[Trip] Nara & Mount Yoshino
We started our third morning early with a Shinkansen high-speed bullet train to Nara, a city with a deer filled park. Before we left though, I had to find beautifully packed bento box for our 4-hr journey.
Nara
It was pouring rain in Nara but it didn’t stop us from exploring the infamous deer park, Kasuga Taisha temple and Tōdai-ji Temple. Sanjo street leading to these sights was a nice stroll with many shops and cafes.
Deer would roaming around and wait to be fed deer crackers. Chi was a natural and I was anxious. A deer even bit me but luckily it just left a bruise.
Kasuga Taisha is one of my favorite temples on this trip. It had beautiful lanterns hung around and it wasn’t too touristy or busy. The entrance to a small room surprised us with lanterns lit up in darkness. It was a remarkable sight with the detailed patterns.
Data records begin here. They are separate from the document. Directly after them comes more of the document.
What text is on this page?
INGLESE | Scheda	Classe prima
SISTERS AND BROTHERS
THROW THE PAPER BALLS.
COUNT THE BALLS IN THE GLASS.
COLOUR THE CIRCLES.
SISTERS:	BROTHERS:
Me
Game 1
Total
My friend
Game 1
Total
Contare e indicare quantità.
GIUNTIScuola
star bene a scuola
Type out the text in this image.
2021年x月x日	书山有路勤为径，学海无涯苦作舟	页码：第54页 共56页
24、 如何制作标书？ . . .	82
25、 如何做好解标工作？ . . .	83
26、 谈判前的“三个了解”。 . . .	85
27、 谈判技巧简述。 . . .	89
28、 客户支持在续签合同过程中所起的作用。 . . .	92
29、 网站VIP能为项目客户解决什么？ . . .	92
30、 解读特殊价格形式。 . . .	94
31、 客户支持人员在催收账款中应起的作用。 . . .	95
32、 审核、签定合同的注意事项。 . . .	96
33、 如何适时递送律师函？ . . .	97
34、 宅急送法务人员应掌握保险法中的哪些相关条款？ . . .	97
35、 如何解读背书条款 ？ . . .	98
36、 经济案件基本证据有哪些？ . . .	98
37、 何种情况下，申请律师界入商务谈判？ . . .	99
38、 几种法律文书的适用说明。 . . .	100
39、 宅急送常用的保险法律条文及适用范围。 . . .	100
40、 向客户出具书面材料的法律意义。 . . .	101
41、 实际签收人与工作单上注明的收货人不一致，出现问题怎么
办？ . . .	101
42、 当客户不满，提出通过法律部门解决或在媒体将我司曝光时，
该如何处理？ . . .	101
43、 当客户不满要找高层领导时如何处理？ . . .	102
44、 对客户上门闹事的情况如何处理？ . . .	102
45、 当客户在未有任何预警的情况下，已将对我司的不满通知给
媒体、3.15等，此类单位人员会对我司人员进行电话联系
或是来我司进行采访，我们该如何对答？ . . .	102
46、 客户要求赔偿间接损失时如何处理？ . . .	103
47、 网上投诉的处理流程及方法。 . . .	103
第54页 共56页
Todaji temple was a huge complex with dark wood interiors and the worlds largest bronzed Buddha. It was nice but incomparable to Kasuga Taisha temple.
Mount Yoshino
From Nara, we took multiple trains to Yoshino town and arrived after the 4-hour journey. When I saw photos of Yoshino during full bloom, I knew I had to see the pink mountainside. We were lucky to have sunny weather on our visit and we arrived on the first days of full bloom for the lower base area. I think a few more days would have been optimal viewing but it was beautiful nonetheless.
We arrived at our stay at the Chikurin-in temple and checked into a traditional Japanese room. This was our ryokan stay and I’m so glad we ending up booking their last room during Sakura season.
The grounds were a small but beautiful Japanese garden. There was an hot indoor and outdoor bath area. Our room was spacious and we got to sleep on a futon on tatami mats. This felt so authentic and I think we were the only non-Japanese speaking tourists here.
The hotel served us a hot pot “Shabu Shabu” Japanese dinner consisting of duck, chicken and vegetables. It was artfully presented and tasted delicious. The soup base was thick compared to Chinese hot pot broth but it very flavourful.
While we waited for breakfast, we explored the peaceful garden.
Breakfast was another beautiful sight. There was tofu, egg, mini salad, seaweed and other mini dishes. It was as tasty as it looked.
We were looking for Hanayagura Lookout but then we got lost in the upper area of Mount Yoshino since the signage and maps weren’t clear or in English. The terrain was all muddy and all I wore were flats! We were frustrated because we were wasting time and energy not knowing where we’re going. Eventually, we learnt that the viewpoint was south and we hiked up north for no reason. A little defeated, we made our way south and found the popular viewpoint.
The viewpoint displayed a picturesque landscape with pink Sakura trees. Another week would have been perfect for full bloom but we were able to see hints of pink and the lower region in full bloom.
We continued going down the mountain and munched on food shops along the way. It was busy but didn’t feel as touristy compared to Kyoto. Most of the tourists were all Japanese.
We arrived at the Yoshimizu Temple for another spectacular view of Sakura trees on mountain. We started see more and more Sakura trees as we reach the lower part of the mountain.